Kincardine & Deeside: About 2 miles east and north of Banchory, on minor roads north of A93, 0.5 miles north of River Dee, at Crathes Castle.
NTS NO 734968 OS: 45 AB31 5QJ
OPEN: Open Apr-Oct, daily 10.30-16.45; Nov-Dec, Sat & Sun only 10.30-15.45 (check winter opening); last admission 45 mins before closing; cafe and shop, Apr-Oct, daily; Nov-Dec, Tue-Sun (check
winter opening); Garden and grounds, open all year, 9.00-sunset. Weddings and events. Holiday accommodation on estate.
Tel: 01330 844525 Web: www.nts.org.uk
One of the finest surviving castles in Scotland, Crathes Castle is a massive 16th-century tower house of four storeys and an attic, square in plan, but with a small projecting wing, to which later work has been added. The upper storeys are adorned with much corbelling, bartizans, stair-turrets and decoration, while the lower storeys are very plain, apart from a large modern window at first-floor level.

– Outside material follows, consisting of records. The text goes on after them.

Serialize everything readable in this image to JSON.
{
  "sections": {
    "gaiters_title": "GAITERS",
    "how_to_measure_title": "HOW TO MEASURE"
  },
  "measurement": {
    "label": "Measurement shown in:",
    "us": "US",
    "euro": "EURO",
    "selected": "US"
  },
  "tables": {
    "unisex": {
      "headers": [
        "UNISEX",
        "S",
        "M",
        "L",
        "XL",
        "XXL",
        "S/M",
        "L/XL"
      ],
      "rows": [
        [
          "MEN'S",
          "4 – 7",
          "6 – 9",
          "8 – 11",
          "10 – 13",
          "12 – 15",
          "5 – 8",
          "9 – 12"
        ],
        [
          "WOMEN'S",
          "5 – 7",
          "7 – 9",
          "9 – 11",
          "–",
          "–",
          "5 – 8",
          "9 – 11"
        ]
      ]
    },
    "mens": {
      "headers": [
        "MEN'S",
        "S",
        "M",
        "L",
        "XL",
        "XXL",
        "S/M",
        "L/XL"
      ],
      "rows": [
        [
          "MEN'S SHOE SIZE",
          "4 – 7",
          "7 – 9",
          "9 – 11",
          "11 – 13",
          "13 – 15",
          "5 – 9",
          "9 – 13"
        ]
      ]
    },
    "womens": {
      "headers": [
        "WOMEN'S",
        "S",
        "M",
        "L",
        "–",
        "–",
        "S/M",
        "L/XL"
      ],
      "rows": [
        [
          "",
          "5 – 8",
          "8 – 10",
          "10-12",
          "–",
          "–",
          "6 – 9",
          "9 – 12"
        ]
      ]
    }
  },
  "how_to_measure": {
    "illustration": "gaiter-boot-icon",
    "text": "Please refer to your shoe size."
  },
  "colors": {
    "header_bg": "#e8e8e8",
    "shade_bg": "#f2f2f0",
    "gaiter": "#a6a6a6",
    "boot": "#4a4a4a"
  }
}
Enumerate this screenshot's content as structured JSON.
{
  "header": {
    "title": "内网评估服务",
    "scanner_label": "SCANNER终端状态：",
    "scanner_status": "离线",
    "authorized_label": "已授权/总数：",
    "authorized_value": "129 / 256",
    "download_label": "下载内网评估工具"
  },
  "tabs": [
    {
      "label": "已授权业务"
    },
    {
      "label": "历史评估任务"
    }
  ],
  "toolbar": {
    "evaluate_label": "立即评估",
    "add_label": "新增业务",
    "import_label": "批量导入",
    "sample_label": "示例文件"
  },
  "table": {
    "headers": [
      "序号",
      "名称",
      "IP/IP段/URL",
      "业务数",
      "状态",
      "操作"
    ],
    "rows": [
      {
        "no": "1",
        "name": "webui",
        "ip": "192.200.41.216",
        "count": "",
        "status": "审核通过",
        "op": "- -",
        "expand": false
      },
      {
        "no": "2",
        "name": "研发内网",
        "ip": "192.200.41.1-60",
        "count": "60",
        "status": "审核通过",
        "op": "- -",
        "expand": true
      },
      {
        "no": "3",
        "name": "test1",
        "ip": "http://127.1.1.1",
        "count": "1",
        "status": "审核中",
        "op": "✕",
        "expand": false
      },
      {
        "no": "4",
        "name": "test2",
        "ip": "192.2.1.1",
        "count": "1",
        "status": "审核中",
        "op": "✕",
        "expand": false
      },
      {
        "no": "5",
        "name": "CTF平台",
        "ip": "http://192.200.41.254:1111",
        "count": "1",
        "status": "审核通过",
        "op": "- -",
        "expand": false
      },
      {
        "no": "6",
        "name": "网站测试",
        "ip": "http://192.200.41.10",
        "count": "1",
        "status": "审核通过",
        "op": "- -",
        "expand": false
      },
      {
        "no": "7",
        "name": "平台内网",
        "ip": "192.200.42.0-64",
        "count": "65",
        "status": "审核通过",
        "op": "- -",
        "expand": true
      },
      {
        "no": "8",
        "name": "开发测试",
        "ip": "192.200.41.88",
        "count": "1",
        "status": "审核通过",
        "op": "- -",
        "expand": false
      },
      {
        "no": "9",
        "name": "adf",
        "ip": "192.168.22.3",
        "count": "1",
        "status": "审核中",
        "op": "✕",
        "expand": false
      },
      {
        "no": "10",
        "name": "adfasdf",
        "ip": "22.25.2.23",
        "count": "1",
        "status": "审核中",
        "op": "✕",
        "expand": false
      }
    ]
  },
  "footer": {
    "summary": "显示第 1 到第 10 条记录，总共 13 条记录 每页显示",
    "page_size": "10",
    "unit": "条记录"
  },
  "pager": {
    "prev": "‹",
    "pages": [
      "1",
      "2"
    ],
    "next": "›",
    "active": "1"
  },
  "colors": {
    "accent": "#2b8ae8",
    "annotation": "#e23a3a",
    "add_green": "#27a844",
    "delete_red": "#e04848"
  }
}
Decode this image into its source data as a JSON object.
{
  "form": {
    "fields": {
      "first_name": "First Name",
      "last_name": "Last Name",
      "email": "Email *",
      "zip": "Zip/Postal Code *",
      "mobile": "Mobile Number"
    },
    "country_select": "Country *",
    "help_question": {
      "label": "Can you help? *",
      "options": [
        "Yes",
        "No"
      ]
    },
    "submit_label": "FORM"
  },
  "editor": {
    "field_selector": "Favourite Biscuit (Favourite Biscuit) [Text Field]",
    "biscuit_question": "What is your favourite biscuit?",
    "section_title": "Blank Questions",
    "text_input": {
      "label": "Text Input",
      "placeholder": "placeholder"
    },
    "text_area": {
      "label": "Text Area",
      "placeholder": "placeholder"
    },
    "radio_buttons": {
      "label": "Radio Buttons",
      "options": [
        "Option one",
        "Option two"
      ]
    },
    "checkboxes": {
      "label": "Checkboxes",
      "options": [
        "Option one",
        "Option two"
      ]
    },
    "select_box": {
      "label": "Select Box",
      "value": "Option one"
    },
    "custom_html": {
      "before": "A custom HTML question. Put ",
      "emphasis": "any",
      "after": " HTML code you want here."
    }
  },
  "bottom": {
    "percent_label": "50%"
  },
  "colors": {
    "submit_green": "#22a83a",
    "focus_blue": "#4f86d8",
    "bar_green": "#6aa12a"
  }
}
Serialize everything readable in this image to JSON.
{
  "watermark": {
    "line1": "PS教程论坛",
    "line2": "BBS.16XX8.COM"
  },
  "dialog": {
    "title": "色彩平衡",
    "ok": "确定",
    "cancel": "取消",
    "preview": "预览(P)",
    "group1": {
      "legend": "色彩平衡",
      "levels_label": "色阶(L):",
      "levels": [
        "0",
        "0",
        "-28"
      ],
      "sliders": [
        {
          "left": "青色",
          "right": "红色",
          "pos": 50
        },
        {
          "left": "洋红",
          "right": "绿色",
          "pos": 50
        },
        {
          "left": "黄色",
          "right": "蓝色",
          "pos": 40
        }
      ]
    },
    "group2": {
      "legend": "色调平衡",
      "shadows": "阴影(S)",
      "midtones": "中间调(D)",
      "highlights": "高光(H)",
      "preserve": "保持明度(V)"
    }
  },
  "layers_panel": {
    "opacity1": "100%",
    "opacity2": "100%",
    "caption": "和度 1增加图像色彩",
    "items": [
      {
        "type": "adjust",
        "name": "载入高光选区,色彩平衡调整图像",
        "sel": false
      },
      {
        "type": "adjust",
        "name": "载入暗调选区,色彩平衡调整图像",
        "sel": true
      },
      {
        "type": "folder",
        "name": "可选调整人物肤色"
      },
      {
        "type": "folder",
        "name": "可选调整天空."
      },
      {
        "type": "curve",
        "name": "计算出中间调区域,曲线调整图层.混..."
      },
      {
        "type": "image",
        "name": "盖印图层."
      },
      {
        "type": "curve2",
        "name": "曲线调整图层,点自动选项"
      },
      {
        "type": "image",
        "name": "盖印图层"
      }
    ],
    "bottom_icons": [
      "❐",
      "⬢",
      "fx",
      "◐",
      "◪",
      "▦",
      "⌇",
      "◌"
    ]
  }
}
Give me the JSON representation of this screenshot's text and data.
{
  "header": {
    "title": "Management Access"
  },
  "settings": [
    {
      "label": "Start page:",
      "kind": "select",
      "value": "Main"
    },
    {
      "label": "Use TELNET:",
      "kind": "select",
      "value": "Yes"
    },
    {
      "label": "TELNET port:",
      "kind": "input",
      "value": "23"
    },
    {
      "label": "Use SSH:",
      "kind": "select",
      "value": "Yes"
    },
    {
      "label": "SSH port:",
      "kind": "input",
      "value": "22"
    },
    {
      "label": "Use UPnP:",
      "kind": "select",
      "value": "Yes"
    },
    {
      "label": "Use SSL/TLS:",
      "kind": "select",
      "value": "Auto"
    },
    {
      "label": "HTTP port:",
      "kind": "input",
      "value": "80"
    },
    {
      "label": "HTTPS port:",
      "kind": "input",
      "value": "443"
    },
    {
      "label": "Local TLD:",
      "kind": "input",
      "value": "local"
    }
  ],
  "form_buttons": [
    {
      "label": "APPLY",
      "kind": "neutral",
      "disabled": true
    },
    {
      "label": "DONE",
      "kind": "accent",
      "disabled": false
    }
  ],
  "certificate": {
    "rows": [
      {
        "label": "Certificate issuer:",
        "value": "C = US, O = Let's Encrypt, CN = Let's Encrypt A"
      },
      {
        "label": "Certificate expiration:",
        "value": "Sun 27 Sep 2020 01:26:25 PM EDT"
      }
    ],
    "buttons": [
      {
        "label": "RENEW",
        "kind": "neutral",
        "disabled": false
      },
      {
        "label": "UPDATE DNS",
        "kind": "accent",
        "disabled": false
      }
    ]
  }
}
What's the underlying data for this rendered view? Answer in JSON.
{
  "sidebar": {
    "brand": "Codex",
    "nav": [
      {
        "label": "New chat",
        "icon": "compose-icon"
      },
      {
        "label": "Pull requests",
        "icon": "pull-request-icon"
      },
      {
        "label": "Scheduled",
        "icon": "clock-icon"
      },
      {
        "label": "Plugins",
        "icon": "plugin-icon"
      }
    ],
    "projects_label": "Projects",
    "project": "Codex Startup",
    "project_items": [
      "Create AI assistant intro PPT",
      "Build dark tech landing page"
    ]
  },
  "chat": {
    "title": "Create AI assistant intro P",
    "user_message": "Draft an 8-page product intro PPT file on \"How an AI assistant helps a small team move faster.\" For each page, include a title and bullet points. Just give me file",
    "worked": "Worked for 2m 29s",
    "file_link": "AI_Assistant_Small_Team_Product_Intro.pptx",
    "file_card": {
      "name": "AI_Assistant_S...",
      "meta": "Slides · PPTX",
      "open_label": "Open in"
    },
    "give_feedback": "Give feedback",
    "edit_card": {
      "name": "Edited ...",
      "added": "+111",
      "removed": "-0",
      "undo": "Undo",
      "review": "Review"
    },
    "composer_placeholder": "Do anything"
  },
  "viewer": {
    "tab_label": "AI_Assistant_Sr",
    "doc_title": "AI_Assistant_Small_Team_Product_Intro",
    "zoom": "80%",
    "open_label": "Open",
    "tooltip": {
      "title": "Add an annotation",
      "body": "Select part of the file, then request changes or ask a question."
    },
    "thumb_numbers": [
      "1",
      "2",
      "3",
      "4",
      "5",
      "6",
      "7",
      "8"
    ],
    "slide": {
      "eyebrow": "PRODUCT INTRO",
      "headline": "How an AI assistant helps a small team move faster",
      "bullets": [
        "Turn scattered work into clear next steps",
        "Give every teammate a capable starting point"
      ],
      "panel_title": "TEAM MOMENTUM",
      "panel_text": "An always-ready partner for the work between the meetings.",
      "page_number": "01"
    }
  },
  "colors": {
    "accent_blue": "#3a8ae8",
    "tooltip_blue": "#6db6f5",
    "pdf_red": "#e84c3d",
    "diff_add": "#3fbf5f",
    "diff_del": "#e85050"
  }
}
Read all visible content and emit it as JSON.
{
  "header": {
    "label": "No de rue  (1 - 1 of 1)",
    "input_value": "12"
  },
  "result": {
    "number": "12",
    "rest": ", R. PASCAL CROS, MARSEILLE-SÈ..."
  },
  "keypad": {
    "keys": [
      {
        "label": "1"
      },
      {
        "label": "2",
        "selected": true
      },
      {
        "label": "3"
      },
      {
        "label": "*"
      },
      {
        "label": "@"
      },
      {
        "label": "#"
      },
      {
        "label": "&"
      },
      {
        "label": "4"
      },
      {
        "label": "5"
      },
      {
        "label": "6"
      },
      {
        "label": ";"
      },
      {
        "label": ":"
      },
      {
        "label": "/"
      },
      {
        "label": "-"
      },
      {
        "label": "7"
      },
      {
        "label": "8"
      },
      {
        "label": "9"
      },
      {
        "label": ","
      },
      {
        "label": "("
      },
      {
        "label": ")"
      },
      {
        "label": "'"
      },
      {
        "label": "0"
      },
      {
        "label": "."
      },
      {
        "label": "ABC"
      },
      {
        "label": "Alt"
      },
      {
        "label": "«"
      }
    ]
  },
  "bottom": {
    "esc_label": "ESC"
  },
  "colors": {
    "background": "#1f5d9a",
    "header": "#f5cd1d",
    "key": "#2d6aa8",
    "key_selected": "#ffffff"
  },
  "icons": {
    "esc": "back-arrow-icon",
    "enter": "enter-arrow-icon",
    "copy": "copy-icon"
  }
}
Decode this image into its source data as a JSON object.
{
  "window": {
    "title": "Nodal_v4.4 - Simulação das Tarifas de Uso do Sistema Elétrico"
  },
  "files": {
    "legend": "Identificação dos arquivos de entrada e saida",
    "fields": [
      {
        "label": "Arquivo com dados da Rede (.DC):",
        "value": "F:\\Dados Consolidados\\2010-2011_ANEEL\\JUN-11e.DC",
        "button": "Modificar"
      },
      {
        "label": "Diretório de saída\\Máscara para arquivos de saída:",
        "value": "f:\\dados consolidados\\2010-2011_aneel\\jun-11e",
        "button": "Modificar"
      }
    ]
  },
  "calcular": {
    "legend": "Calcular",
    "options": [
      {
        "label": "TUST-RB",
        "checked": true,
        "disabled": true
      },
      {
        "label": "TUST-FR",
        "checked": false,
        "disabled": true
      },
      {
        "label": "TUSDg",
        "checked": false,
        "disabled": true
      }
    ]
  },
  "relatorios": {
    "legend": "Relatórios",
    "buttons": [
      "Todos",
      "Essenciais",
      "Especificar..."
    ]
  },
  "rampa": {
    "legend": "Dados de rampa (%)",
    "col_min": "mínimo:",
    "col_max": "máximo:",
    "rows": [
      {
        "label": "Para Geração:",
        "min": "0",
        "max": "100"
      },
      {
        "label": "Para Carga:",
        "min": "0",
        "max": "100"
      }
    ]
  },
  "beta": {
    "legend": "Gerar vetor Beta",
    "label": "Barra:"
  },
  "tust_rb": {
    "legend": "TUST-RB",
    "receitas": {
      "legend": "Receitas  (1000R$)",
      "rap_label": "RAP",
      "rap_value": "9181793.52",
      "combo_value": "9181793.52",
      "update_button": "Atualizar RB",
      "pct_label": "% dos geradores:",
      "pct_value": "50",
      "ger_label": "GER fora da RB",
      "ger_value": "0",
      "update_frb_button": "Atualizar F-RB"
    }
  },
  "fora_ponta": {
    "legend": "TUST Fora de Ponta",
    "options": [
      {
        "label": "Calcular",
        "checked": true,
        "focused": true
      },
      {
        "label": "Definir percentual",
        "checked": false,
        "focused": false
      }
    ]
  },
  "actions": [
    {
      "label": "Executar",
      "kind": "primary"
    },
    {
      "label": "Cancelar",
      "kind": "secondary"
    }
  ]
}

There was an 18th-century wing, but this was burnt out in 1966 and replaced by a two-storey range. There is a large and attractive walled garden with many unusual plants, and topiary and yew hedges. The 595 acres of grounds have waymarked trails.
The basement is vaulted, and contained the old kitchen and cellars, the wine-cellar having a small stair to the hall above. The castle still has its iron yett. The hall is vaulted, and there is a 16th-century Italian fireplace. There are fine painted tempera ceilings in the Nine Worthies Room, the Green Lady’s Room, the Muses Room, and the High Hall, and the top floor contains a panelled long gallery.
The property was owned by the Burnetts of Leys from the 14th century, their original castle being in the now drained Loch of Leys. The jewelled ivory Horn of Leys is kept at Crathes, and was given to the Burnetts in 1323 by Robert the Bruce. Around 1553, the family began to build the new castle, but it was not completed until 1596 by Sir Alexander Burnett of Leys. The estate passed to The National Trust for Scotland in 1951.
One of the chambers, the Green Lady’s room has a fine painted ceiling, but is said to be haunted. The ghost reportedly first appeared in the 18th century, and is seen crossing the chamber, with a baby in her arms, to disappear at the fire-place. A skeleton of a young woman and baby – or just the infant itself – were reportedly found by workmen under the hearthstone during renovations in the 19th century.